With widespread distribution of effective vaccines still weeks in the future, and the travel industry struggling to regain its footing heading into 2021, lots of initiatives are underway – from pre-travel testing to disinfection protocols to mandatory quarantines – aimed at reassuring the traveling public.
“The impact of uncertainty is reinforced by polls which show that the more safeguards are in place, the more likely travelers are to be confident to resume travel,” Sangiovese says. Still the disparity between the perceptions travelers have of the threats they face versus the real risks they may encounter during the pandemic persists. “Cutting through the vast amount of misinformation, providing consistent, trustworthy data is essential if we are to close the gap between perceived and actual risk and give travelers confidence.”Tech Bridges the Gap
Although vaccination efforts are already rolling out, the world is still months away from firmly putting the pandemic behind us, and it will many more months – perhaps years – before business travel regains momentum. A key factor in the recovery of the sector, according to research from travel technology provider Amadeus, is the effective dissemination of vital travel information.
The survey of over 6,000 travelers from the US, the UK, France, Germany, India and Singapore found the vast majority (84 percent) said technology would increase their confidence to travel in the next 12 months by addressing concerns around mixing with crowds, social distancing and physical touchpoints.

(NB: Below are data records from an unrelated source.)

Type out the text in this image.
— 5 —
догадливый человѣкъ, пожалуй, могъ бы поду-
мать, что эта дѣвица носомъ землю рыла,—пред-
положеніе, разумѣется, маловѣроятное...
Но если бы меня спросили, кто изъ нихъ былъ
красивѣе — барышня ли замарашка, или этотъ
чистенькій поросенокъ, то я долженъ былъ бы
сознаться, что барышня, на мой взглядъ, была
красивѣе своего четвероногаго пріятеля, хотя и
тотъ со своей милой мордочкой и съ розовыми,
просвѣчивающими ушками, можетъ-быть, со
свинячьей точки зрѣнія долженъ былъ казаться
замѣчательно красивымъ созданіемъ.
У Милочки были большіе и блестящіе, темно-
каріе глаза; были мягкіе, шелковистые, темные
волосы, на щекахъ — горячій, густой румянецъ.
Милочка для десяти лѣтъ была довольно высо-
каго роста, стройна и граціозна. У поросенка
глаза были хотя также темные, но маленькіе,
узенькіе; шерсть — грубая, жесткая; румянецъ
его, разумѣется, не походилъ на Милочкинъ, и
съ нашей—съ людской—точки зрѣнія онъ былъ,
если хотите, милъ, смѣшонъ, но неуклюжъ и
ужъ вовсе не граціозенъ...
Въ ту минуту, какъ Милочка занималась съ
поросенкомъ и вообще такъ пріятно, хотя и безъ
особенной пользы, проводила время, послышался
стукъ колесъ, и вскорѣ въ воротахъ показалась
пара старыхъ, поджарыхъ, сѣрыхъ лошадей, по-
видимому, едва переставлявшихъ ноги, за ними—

Among the technology experiences travelers say would increase their confidence in returning to the road:
•42 percent say mobile applications that provide notifications during their journey about localized outbreaks and changes to government guidance would help boost their confidence.
•42 percent cite contactless and mobile payment options as key to reducing incidences of physical contact throughout the journey.
•34 percent say biometrics to enable contactless check-in, security screenings and boarding would make them more likely to travel.
•33 percent want to see one universal digital traveler identification on their phone that includes all necessary documentation, vaccination and immunity status, so they only had to prove it once.
The top five things travelers would most like technology to do to ensure safe travel during the recovery from COVID-19:
•Reduce queues and congestion in public spaces (38 percent)
•Minimize face-to-face or physical contact with others (31 percent)
•Protect financial data and personal information (31 percent)
•Notify in advance when there is a delay (29 percent)
•Ensure the accuracy and effectiveness of national test, track and trace programs (28 percent)
“Whether it is new mobile applications, biometrics or contactless solutions, we need to explore together as an industry and with governments how best to accelerate adoption,” according to Christophe Bousquet, chief technology officer at Amadeus. “This research also shows that certain areas, such as social distancing and hygiene, remain a cause for concern for travelers during the journey itself.”
As more is learned about the virus, its spread and the country-by-country impact of vaccines, the availability of accurate, timely and accessible information is going to become even more critical in the months ahead. “By giving travelers easy access to the information they need to be assured of their safety while traveling, and giving them tools that address their individual preferences, we can build traveler confidence and speed up recovery,” Bousquet says.